At first Dismulll and his master Darth Fagan were good friends, and after long days of plotting to rule the Galaxy and setting bunnies on fire, they would snuggle and have s'mores. One day Dismulll had found the newest wave of Battlestar Galactica action figures and excitedly told Fagan. However, Fagan was too busy roasting marshmallows and having pillow fights with his androgenous neighbors. After repeatedly attempting to gain Fagan's attention, Dismull was getting really annoyed. So in true "Rule of Two" fashion, Dismulll murdered Fagan. Fagan barely noticed, which infuriated Dismulll to no end. The fury flowed through Dismulll and made him powerful, if not particularly intelligent or patient.
Sith Master v1.0
In any case, Dismulll now needed an apprentice, so he found and trained a promising young man on Bestine IV named Smick Fang. After an intense training period that lasted about 3 hours and included a short written exam followed by an obstacle course and wrapped up with a hot dog eating contest, Fargosa was given the Sith name of Darth Maltreet. Maltreet was competent and skilled. Dismulll knew he had to act fast in his attempt to take over the Galaxy, before Maltreet surpassed his powers and killed him. Dismulll made several attempts to rise up with Maltreet, but each plan was poorly conceived and failed miserably. There's more detail, but in the end, it would just be a lot of words, and since the plans came to nothing, there's really no point. Anyway, Dismall decided to take Maltreet on a trip to Dathomir to visit the famous bitches there and clear their minds. On their way, they had to make a layover at Kansas. It was in the Kansas Spaceport where Maltreet suffered a somewhat embarrassing accidental death leaving Dismulll with little choice but to quickly find a new apprentice.
Sith Master v2.0
Yay! the Idiot was nearby looking for a bag of poo, when Dismulll grabbed him and took him on the shuttle to Dathomir. Yay! was the worst Sith Apprentice ever. All he did was say, "Yay!" and drool a lot. He wasn't fit to take the test. Completely blind with rage at his misfortune, Dismulll made a Sithly breach of etiquette by accidentally naming the fool "Darth Suck", subsequently making Yay! an official member of the Sith Lord line. Realizing there were no backsies, Dismulll had no choice but to murder his brand new apprentice by airlocking him out of the shuttle.
Sith Master v3.0
Dismulll moped around a bit for a few weeks, until he found Darth Misogynous on Zaloriis, a planet almost as dismal as Croatia. Misogynous was strong with the Force, but due to the remoteness of Zaloriis, he was not discovered by the Jedi Order. Misogynous probably wouldn't have fit in with the Jedi, because he hated seeing women in positions of power. Although he would have liked to fondle women contestants in a contest such as Miss Jedi Temple, he would not have appreciated the fact that his fondling would have resulted in his peepee being chopped off by a lightsaber. In any case, he was checking out a magazine featuring some bitches from Dathomir in a kisok in Zaloriis City when Dismulll saw him.
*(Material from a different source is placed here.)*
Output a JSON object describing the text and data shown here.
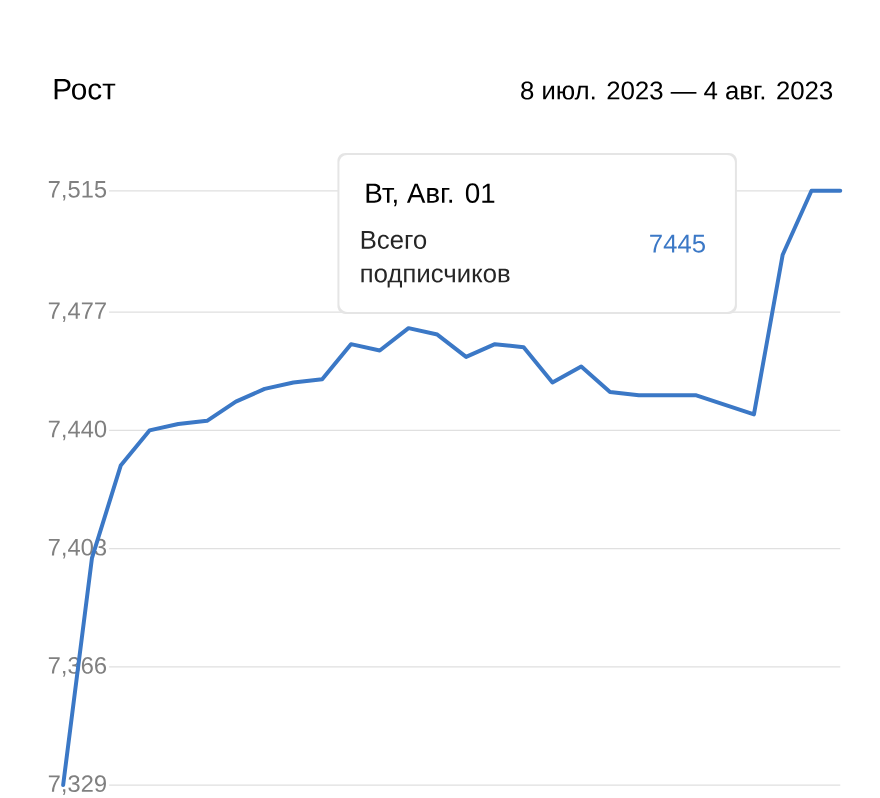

Dismulll sensed the Force in him, and struck up some small talk about the bitches of Dathomir. Not only was he strong in the force, but he was clearly an angsty jerk, and this was promising. Dismulll asked him his name, and he said, "Darth Misogynous". This was perfect, because the not so clever Dismulll didn't have to come up with a Sithy name for him. Misogynous was a pretty smart guy, and Dismulll knew that this would be a good partner in taking over the Galaxy, so he took him as his apprentice.